Media watchdog given wider scope

A renamed Press Council has expanded its jurisdiction to cover video-on-demand programming.

The industry watchdog, now called the New Zealand Media Council, will from today accept public complaints about video-on-demand programme classifications.

The new complaints service is supported by local and international providers including MediaWorks, Stuff, Sky Television, RNZ, NZME, Lightbox, Netflix, Maori Television, Google and TVNZ.

The changes were approved by NZ Media Association Inc, the organisation responsible for funding the Media Council.

Association chairman Rick Neville said the move was part of the media industry’s commitment to providing the public with a "free, independent and robust forum" for resolving complaints against emerging media platforms.

"The NZ Media Council’s independence from both the media organisations and the Government makes it well suited to be the forum for the public to resolve complaints against media content on different media platforms," Mr Neville said.
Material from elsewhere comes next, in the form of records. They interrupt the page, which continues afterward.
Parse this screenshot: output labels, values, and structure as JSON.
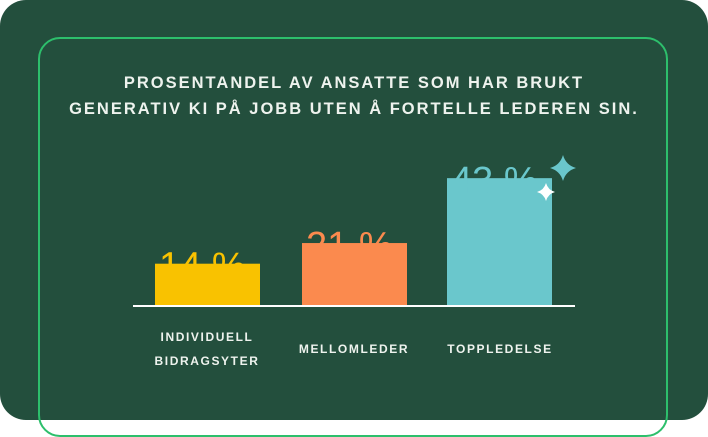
{
  "chart_data": {
    "type": "bar",
    "title_lines": [
      "PROSENTANDEL AV ANSATTE SOM HAR BRUKT",
      "GENERATIV KI PÅ JOBB UTEN Å FORTELLE LEDEREN SIN."
    ],
    "categories": [
      [
        "INDIVIDUELL",
        "BIDRAGSYTER"
      ],
      [
        "MELLOMLEDER"
      ],
      [
        "TOPPLEDELSE"
      ]
    ],
    "values": [
      14,
      21,
      43
    ],
    "data_labels": [
      "14 %",
      "21 %",
      "43 %"
    ],
    "colors": [
      "#f9c200",
      "#fb8a4e",
      "#6ac7cc"
    ],
    "ylim": [
      0,
      45
    ],
    "grid": false,
    "legend": "none"
  },
  "colors": {
    "background": "#234f3d",
    "border": "#2dbf6c",
    "text": "#eef3ee"
  },
  "decorations": [
    "sparkle-icon-teal",
    "sparkle-icon-white"
  ]
}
"With a history stretching back more than 40 years, the council is an enduring example that self-regulation can work, and work well."

The New Zealand Press Council was founded in 1972 by the newspaper industry and a union representing working journalists.

Since then, its jurisdiction has grown to include magazines, community and foreign language newspapers, news websites and, more recently, a wide range of digital platforms.

The council is chaired by former High Court judge Sir John Hansen. It has a majority of non-industry members and is funded entirely by the media industry.